Is there a closed form expression for the infinity symbol? I was looking for a closed form expression which plots the infinity symbol. 
 A: The Lemniscate of Bernoulli is a plane curve with a shape similar
to the infinity symbol. It can be plotted  using the parametric equation
$$
x = \frac{a \sqrt2 \cos(t)}{\sin^2(t)+1} \,, \quad y = \frac{a \sqrt2 \cos(t)\sin(t)}{\sin^2(t)+1}\, , \quad 0 \le t \le 2 \pi.
$$
$a$ is half of the distance between the "foci" of the lemniscate.

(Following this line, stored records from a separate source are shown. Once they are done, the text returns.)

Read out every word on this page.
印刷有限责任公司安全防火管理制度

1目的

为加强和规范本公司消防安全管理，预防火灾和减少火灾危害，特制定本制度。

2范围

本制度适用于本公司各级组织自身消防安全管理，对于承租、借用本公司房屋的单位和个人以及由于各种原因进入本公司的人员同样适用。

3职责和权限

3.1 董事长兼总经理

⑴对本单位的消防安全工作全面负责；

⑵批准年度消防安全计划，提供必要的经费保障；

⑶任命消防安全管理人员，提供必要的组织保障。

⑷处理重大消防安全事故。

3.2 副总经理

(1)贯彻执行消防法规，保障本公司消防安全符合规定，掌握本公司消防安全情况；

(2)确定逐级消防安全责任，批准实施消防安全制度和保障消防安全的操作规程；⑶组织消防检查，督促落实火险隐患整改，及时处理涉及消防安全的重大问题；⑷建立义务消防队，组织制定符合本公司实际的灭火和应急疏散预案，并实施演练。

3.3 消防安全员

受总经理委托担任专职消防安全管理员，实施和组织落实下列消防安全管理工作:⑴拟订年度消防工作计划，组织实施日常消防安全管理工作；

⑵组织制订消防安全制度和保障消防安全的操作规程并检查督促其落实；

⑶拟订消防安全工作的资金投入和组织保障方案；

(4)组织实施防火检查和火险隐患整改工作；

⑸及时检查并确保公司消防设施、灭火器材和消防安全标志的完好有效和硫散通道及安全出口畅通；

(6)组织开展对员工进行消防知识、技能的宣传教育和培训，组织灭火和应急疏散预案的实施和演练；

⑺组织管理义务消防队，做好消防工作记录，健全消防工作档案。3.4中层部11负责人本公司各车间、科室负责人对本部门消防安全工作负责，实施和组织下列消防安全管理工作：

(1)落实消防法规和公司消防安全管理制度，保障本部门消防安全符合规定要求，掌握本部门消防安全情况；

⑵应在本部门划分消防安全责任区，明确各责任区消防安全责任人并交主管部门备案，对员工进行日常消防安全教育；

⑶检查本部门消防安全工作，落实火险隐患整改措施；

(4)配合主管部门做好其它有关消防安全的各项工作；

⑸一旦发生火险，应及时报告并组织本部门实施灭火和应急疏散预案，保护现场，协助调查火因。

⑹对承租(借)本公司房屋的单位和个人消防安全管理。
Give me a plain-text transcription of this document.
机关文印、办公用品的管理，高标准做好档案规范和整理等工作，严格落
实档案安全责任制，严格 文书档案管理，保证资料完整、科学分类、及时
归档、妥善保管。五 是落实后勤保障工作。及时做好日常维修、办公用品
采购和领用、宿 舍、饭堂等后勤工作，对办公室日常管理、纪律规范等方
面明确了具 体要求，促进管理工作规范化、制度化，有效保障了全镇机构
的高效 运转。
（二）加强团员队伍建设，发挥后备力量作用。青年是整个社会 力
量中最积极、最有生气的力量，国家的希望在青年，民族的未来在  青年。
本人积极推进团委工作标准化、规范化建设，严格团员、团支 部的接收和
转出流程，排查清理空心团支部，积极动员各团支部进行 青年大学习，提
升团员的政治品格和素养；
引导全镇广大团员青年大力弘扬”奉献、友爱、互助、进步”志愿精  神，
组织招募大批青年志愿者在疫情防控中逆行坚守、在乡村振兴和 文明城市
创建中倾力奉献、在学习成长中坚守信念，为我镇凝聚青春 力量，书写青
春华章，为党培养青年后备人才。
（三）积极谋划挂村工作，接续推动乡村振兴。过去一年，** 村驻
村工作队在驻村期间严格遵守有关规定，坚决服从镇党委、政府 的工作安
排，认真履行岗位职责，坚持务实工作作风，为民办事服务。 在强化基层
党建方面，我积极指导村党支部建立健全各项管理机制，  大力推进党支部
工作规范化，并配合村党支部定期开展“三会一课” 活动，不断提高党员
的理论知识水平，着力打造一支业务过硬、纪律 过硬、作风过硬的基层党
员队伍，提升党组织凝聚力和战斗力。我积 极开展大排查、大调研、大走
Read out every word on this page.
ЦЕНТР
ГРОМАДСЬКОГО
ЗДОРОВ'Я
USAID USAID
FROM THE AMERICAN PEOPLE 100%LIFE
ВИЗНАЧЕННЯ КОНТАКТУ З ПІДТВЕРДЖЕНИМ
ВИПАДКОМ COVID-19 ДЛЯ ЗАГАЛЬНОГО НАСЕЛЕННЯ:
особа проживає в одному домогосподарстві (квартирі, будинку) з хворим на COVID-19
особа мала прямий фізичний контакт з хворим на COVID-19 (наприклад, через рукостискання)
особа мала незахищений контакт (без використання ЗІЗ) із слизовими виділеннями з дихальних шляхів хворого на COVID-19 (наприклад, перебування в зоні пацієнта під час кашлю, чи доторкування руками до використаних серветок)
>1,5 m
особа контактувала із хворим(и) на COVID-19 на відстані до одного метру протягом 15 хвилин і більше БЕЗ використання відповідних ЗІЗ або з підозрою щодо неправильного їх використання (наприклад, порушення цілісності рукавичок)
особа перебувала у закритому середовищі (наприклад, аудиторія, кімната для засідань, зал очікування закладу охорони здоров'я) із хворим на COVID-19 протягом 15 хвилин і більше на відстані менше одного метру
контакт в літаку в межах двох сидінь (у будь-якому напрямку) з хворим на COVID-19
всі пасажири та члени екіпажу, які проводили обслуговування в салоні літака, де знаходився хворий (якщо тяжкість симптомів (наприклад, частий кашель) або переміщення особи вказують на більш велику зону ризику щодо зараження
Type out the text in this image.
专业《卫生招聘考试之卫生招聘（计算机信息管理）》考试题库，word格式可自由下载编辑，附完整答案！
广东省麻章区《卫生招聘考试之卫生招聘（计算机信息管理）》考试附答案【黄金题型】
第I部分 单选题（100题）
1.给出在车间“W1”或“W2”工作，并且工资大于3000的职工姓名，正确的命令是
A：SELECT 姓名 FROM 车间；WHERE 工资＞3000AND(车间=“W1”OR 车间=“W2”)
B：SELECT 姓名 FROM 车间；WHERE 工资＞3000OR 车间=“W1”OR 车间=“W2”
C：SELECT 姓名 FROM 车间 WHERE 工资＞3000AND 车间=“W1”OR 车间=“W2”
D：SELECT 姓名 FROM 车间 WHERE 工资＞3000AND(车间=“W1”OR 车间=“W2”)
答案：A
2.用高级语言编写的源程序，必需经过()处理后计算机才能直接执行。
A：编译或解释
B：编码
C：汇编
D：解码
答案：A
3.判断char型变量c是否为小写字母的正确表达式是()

(From http://en.wikipedia.org/wiki/Lemniscate_of_Bernoulli)
A: Here's a bit simpler expression (computationally) that yields a similar curve:
$$
x = a\sin(t) \,, \ y = \sin(2t)\,  \quad 0 \le t \le 2 \pi, \quad a > 0
$$
When a=1 the curve looks more like a bow tie, while a=4 renders a curve similar to the Lemniscate of Bernoulli.
A: Here is another way you could put it in your calculator:
$$X(t)=2\sin (t)$$
$$Y(t)=\sin (2t)$$
the reason I say like this is because with my calculator I cannot write 2sin(t) as
2sin(t) in my calculator, so I just want to give this solution to put the multiplication sign in it. Also If you want a smoother infinity symbol, instead of 2sin(t), do 3sin(t)(3sin(t)), this will make it bigger but smoother.